DEROULEMENT DE LA METHODE

        Cette relaxation non verbale se déroule dans une relation duelle où le donneur (le praticien) est debout ou à genoux. Le receveur, est lui, allongé et habillé. Le donneur provoque des vibrations, des secouements, des étirements sur le corps de l’autre par un gestuel parfaitement codifié. Ce gestuel comporte 25 gestes en tout et cela sans échanger un mot avec le vibré. Les prises de contact sont douces mais nettes. Les positionnements, les gestes sont précis, ramenés à l’essentiel.

        L'enchaînement se compose de 11 stimulations des membres inférieurs, 1 stimulation au niveau thorax médian, 8 stimulations des membres supérieurs, 1 stimulation au niveau thorax haut, 2 stimulations de la tête, 1 stimulation de globalisation et 1 stimulation de totalisation.

        L’enchaînement des 25 gestes part des pieds pour remonter progressivement les jambes puis le thorax médian, les bras depuis les poignets jusqu’aux épaules, le thorax supérieur et enfin la tête. Le corps (schéma corporel) se trouve ainsi progressivement construit. Entre chaque geste, le praticien se déplace autour du receveur en suivant toujours le même dessin. Partant des pieds et remontant par la droite du receveur jusque derrière la tête où il marque un temps d'arrêt, il redescend par son côté gauche et rejoint son point de départ pour un instant de récupération et d’intégration.





 LE PROTOCOLE CODIFIE

        Celui-ci est composé par ; l'alternance entre le temps des stimulations et le temps des pauses d'intégration ; les rotations autour du receveur après chaque stimulation et la codification au niveau des postures, des gestes et du toucher.
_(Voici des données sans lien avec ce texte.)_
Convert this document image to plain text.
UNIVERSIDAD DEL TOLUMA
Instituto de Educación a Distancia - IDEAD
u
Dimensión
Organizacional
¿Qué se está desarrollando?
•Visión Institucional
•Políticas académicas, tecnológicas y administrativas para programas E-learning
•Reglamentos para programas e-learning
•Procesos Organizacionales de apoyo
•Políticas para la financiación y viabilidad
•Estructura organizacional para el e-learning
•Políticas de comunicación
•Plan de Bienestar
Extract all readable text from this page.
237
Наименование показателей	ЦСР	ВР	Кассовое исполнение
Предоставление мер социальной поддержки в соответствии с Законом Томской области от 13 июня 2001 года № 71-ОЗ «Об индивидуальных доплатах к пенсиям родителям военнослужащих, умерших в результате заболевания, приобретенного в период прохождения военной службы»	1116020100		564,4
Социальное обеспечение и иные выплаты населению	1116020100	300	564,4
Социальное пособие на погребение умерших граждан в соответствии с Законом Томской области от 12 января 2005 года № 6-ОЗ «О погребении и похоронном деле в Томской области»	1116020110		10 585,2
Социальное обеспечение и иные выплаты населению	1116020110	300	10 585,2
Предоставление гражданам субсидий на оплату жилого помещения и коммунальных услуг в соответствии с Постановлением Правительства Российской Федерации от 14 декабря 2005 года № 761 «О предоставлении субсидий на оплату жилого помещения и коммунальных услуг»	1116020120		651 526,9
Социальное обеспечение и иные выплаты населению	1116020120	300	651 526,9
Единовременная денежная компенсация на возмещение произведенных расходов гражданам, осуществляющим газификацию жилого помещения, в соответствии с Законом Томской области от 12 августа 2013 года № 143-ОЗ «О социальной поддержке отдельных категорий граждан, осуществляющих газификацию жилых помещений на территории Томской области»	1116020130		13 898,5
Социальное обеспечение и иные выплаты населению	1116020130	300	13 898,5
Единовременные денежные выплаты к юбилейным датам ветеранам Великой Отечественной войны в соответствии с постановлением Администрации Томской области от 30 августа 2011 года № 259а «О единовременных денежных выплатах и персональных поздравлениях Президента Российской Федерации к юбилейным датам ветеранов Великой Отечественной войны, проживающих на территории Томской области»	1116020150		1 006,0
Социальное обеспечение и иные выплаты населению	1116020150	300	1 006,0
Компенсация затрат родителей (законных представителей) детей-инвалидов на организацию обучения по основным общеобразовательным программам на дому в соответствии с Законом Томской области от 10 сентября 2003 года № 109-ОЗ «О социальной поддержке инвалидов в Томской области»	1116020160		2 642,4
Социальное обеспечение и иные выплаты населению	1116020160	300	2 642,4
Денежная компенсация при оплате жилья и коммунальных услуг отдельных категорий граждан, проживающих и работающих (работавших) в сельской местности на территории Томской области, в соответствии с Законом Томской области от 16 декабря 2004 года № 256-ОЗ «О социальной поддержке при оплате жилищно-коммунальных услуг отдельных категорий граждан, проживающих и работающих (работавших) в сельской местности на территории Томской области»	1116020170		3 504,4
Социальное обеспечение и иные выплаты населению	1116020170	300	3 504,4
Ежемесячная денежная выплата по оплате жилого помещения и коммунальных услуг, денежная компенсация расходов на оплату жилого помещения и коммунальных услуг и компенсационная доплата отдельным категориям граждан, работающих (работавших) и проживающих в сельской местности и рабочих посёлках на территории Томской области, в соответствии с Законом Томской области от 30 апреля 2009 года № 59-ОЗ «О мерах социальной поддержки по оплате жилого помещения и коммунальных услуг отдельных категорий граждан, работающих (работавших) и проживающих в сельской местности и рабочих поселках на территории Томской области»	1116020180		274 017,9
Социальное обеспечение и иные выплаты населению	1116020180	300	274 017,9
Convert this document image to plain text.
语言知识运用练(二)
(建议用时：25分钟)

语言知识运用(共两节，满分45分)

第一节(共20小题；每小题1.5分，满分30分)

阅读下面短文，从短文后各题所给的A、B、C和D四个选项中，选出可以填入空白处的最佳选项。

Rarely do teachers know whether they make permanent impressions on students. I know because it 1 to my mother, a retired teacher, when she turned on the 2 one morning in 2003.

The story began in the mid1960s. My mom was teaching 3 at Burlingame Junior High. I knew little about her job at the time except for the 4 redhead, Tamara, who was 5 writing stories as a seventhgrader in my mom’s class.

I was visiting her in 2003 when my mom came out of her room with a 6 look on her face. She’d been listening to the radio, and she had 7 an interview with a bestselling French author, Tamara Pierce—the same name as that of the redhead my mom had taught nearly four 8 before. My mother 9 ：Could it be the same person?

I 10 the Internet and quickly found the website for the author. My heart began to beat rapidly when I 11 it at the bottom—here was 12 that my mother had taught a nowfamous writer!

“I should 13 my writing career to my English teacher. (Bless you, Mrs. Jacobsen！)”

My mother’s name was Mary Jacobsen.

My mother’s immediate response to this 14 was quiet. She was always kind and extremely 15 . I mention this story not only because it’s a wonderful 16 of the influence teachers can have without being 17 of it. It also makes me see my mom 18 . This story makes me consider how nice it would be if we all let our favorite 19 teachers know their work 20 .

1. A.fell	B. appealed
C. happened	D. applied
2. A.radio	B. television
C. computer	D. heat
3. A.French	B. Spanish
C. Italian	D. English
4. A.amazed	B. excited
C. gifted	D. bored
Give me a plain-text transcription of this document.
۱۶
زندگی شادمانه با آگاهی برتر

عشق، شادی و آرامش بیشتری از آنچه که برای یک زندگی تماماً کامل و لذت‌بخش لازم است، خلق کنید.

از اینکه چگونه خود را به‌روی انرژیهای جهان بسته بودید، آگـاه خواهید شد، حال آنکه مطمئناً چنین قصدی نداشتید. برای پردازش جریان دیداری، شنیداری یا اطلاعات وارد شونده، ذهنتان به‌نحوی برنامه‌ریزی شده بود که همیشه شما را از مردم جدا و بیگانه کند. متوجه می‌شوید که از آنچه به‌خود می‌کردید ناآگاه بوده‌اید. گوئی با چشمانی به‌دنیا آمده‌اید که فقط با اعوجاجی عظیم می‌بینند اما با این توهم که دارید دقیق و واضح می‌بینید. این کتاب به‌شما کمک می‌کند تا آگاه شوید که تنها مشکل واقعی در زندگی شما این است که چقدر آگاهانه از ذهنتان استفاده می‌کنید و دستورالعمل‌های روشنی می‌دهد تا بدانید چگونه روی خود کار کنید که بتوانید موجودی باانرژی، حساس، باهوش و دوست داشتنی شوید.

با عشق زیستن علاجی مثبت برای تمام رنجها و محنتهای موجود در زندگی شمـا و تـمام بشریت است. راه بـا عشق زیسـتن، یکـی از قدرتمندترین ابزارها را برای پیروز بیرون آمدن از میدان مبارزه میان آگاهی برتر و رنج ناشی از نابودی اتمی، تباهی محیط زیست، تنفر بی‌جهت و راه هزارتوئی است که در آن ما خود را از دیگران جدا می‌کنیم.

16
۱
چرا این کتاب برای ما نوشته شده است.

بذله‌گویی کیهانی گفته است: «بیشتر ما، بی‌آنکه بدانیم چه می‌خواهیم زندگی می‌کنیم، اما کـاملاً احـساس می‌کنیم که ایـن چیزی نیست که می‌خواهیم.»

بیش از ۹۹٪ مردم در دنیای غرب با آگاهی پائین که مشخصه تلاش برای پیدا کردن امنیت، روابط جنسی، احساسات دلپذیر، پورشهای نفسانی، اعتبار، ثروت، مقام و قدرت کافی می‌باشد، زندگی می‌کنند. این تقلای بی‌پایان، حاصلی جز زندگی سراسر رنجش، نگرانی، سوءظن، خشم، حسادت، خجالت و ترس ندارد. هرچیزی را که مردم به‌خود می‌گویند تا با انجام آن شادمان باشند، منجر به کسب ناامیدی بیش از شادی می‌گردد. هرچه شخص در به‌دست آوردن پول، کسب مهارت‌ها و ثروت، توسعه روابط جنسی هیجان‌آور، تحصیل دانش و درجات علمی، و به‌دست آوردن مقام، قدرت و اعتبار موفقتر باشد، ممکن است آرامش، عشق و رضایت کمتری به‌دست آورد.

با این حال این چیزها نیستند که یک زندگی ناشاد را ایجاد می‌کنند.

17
          Avec ce protocole qui s'inspire des techniques Japonaises d'obédience Zen, Christian Desmarty offre au donneur l'occasion de sortir de l'acte mécanique. L'association de la respiration, de la concentration et de tous les détails va permettre au donneur d'entrer dans sa séance et de tendre vers un acte conscient vécu dans l'instant présent. Comme le receveur, le donneur vit tout le long de la séance des variations de son niveau de vigilance . Si le donneur veut être dans sa séance, il doit comme le receveur, lâcher-prise d'abord par rapport à la technique mais aussi par rapport à son envie de bien faire, ses projections, ses désirs sur l'autre. Bref, il doit mettre son Ego de côté, ce qui nécéssite inévitablement de la pratique, de répéter, d'où l'expression "la répétition amène à la transformation". Cet état méditatif, dans lequel se trouve le donneur, évite l'épuisement, la monotonie et  permet de se régénérer.